I – Sur l’ouverture des opérations de comptes, de liquidation et de partage de la succession de feu [Z] [T] et la désignation d’un notaire
A titre liminaire, il convient de constater que l’assignation répond aux exigences posées par l’article 1360 du code de procédure civile et que la recevabilité de la demande en partage n’est pas contestée.
Selon l’article 815 du code civil, « nul ne peut être contraint de demeurer dans l’indivision et le partage peut toujours être provoqué, à moins qu’il n’y ait été sursis par jugement ou convention ».
Aux termes de l’article 840 du code civil, « le partage est fait en justice lorsque l’un des indivisaires refuse de consentir au partage amiable ou s’il s’élève des contestations sur la manière d’y procéder ou de le terminer ou lorsque le partage amiable n’a pas été autorisé ou approuvé dans l’un des cas prévus aux articles 836 et 837. »
L’article 1361 du Code de procédure civile dispose que « le tribunal ordonne le partage, s’il peut avoir lieu, ou la vente par licitation si les conditions prévues à l’article 1378 sont réunies.
Lorsque le partage est ordonné, le tribunal peut désigner un notaire chargé de dresser l’acte constatant le partage. »
En vertu des dispositions de l’article 1364 du code de procédure civile, « si la complexité des opérations le justifie, le tribunal désigne un notaire pour procéder aux opérations de partage et commet un juge pour surveiller ces opérations.
Le notaire est choisi par les copartageants et, à défaut d’accord, par le tribunal ».
En l’espèce, il est établi qu’aucun partage amiable n’a pu intervenir entre les parties en raison d’un désaccord sur un rapport de succession d’un montant de 24 000 euros que le demandeur estime être dû par la défenderesse.
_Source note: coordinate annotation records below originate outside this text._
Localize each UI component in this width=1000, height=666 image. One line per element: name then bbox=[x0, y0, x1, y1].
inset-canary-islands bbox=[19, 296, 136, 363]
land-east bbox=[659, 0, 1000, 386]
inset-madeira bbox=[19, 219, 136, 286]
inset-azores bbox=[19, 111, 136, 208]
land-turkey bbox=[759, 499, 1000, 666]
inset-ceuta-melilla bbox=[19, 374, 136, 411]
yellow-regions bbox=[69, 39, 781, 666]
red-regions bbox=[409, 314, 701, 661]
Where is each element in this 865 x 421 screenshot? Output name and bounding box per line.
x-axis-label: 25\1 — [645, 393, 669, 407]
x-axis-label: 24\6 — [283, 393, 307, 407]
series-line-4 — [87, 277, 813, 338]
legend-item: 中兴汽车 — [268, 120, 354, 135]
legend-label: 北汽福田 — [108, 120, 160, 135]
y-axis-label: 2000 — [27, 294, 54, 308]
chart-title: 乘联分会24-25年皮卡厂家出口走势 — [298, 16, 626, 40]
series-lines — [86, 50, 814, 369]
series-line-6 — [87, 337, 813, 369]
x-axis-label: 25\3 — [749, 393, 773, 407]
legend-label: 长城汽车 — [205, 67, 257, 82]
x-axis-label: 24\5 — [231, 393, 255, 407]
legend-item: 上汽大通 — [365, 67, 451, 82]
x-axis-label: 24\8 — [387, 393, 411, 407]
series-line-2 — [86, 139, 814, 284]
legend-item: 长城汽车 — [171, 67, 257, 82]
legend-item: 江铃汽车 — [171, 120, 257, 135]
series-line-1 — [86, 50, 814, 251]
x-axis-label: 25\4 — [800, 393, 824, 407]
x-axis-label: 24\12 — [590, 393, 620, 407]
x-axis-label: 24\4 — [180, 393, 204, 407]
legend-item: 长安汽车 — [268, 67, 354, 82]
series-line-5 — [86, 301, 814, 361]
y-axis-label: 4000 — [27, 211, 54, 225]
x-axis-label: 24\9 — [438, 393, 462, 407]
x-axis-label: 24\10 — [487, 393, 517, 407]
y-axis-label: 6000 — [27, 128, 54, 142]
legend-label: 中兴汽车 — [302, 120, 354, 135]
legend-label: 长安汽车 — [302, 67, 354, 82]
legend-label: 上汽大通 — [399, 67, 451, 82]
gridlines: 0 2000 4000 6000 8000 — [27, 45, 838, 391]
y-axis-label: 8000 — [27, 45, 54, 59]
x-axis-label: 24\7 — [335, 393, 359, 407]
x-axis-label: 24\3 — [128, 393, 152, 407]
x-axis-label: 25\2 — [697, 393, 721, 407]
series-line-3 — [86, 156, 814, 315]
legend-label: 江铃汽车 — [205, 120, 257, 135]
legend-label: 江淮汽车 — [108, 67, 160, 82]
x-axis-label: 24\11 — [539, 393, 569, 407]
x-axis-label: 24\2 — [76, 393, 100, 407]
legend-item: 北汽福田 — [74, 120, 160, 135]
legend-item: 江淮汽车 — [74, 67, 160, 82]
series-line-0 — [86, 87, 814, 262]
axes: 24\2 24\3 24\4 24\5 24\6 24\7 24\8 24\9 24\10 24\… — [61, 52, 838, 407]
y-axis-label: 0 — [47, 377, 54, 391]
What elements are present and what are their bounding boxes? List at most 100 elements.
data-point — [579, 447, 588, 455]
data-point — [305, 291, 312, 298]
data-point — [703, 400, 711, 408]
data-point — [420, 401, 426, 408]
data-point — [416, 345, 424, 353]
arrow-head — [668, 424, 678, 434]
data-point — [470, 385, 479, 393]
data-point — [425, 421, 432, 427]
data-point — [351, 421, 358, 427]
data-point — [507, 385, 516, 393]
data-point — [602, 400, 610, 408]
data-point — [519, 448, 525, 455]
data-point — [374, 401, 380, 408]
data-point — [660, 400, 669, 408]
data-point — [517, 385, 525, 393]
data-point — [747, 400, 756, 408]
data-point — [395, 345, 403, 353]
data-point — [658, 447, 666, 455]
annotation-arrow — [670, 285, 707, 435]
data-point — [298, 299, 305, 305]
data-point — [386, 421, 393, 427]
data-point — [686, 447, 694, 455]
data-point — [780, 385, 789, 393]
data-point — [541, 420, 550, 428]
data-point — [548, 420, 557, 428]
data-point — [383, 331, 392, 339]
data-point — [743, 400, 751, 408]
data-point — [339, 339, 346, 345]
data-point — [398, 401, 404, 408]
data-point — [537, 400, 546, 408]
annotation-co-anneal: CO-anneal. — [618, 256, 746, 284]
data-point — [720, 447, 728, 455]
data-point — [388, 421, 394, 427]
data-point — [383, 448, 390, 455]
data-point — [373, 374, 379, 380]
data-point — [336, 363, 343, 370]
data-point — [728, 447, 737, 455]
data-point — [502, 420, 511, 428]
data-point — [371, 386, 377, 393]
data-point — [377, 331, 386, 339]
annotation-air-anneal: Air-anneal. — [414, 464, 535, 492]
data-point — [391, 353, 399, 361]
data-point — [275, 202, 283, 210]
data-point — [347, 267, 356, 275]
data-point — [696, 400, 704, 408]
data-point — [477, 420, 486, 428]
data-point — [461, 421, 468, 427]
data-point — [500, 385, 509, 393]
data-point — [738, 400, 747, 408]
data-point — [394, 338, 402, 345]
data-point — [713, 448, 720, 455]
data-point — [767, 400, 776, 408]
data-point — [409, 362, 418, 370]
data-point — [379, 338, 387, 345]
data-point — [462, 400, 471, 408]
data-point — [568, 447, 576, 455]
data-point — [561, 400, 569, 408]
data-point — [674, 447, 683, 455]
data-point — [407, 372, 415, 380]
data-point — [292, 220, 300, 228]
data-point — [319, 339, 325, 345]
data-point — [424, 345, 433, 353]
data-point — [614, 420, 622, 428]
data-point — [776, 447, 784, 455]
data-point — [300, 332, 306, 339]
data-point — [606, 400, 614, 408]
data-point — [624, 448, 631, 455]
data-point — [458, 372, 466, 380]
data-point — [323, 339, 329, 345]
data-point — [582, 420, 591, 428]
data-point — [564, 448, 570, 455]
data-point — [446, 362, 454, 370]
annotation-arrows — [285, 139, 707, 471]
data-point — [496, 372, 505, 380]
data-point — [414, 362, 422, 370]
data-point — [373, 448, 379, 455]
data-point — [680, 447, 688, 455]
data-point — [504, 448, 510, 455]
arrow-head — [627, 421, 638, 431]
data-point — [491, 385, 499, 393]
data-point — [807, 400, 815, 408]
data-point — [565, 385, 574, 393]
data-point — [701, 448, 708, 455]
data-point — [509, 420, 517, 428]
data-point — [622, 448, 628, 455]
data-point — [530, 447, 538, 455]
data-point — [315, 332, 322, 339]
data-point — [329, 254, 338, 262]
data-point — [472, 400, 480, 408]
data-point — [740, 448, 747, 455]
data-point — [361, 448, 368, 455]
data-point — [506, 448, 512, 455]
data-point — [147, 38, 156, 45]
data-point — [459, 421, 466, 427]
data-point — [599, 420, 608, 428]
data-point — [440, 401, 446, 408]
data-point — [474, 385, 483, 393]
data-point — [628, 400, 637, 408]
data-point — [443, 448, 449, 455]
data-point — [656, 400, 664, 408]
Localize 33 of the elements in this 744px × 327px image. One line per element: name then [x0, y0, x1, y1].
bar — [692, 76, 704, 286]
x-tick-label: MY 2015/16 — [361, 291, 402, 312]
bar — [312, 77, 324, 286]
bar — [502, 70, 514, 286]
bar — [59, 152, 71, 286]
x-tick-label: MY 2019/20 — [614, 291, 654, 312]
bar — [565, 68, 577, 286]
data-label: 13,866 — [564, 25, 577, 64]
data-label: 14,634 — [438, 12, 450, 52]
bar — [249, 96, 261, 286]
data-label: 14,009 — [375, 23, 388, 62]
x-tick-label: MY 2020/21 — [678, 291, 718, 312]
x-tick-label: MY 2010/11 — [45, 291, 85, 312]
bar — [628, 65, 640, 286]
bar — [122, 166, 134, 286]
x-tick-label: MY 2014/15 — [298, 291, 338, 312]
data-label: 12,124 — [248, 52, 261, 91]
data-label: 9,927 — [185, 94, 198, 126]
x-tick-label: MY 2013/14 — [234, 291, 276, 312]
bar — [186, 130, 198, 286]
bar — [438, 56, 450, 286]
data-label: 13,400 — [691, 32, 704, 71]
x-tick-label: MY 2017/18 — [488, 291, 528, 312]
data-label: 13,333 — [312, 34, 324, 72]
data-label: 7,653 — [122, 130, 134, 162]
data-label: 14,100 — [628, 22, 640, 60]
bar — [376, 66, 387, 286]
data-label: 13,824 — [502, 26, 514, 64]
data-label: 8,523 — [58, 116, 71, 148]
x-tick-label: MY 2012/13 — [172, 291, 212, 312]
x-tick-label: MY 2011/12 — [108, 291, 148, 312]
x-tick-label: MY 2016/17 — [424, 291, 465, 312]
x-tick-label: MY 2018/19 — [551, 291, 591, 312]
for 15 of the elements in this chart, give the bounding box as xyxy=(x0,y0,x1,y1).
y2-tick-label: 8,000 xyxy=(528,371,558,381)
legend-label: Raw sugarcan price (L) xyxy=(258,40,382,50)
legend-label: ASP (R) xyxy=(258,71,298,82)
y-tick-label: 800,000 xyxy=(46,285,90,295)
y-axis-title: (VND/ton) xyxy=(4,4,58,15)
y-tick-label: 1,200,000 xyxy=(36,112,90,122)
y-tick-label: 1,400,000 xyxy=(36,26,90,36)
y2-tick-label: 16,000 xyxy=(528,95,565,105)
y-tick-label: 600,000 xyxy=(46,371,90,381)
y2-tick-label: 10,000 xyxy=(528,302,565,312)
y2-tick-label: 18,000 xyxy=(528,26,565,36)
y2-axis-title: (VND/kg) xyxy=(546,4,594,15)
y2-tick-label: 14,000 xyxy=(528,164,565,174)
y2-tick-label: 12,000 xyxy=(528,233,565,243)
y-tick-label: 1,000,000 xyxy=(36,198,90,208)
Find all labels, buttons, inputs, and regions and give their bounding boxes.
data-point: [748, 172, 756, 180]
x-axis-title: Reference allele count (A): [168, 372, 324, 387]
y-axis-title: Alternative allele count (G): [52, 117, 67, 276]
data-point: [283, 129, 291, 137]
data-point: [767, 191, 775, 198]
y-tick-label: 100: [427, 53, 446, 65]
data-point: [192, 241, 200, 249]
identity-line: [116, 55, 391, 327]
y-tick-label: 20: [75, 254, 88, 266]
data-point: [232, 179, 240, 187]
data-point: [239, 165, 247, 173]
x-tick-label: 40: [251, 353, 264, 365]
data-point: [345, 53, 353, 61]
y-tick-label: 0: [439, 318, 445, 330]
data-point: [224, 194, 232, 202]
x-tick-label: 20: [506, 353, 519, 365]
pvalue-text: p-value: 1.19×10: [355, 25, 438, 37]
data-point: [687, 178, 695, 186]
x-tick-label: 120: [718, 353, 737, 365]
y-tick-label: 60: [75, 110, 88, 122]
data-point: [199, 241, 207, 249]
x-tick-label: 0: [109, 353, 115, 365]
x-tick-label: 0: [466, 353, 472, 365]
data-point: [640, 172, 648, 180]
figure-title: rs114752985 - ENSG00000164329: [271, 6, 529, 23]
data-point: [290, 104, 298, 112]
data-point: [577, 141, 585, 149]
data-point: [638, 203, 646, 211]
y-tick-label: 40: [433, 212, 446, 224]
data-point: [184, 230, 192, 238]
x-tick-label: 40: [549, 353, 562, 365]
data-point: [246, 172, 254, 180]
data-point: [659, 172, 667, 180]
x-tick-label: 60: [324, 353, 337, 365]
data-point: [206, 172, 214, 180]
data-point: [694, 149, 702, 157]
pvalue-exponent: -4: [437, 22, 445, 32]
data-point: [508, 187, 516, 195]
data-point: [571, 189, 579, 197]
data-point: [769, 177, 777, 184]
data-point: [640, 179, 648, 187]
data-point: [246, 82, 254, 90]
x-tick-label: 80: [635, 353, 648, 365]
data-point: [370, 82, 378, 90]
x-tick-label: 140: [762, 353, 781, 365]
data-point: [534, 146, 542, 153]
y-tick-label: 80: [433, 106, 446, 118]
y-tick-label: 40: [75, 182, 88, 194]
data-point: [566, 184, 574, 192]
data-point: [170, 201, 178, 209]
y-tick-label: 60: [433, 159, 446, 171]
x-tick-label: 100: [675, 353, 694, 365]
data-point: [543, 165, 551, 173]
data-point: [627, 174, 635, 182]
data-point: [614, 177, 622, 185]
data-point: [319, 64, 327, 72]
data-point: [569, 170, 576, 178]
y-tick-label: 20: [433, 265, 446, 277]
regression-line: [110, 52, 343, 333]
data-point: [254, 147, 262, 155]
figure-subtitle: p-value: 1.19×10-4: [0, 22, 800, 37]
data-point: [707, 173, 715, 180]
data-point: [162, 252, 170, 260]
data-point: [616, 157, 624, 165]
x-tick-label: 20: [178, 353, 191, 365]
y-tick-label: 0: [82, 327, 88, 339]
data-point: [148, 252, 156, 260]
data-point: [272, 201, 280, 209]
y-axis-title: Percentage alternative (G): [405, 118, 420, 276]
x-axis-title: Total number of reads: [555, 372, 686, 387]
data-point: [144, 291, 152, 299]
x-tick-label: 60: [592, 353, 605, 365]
Dès lors, la nécessité d’un partage judiciaire n’est pas contesté en son principe.
En outre, il convient de constater que l’actif répertorié par le notaire n’est pas, en lui-même contesté, ni même le passif et il convient simplement de trancher la question principale d’une éventuelle somme qui serait due et rapportée à la succession par Madame [H] [S] pour fixer la masse partageable et les droits des parties.
Dès lors, aucune difficulté spécifique n’est rapportée sur l’établissement des masses partageables ni même sur l’évaluation de la valeur des biens immobiliers, principal actif de la succession, effectuée par le notaire en charge de la succession et ayant rédigé des projets non contestés sur le fond par les parties.
En conséquence, compte tenu de la nature des opérations non complexes, il sera ordonné la désignation de Maître [M], Notaire à [Localité 6], en qualité de notaire liquidateur sur le fondement de l’article 1364 du code de procédure civile mais il ne sera pas procéder à la désignation d’un juge commis qui n’est pas justifiée.
II- Sur la demande principale de rapport à la succession pour la captation d’héritage alléguée à l’encontre de Madame [H] [S]
Monsieur [C] [T] estime que son ex-belle-mère, Madame [H] [S], se serait rendue coupable de faits de captation d’héritage par abus de faiblesse à l’égard de son père, Monsieur [Z] [T] et qu’elle devrait, à ce titre, rapporter à la succession toutes les donations dont elle a bénéficié de sa part outre les dépenses qu’elle aurait engagées abusivement durant leur vie commune.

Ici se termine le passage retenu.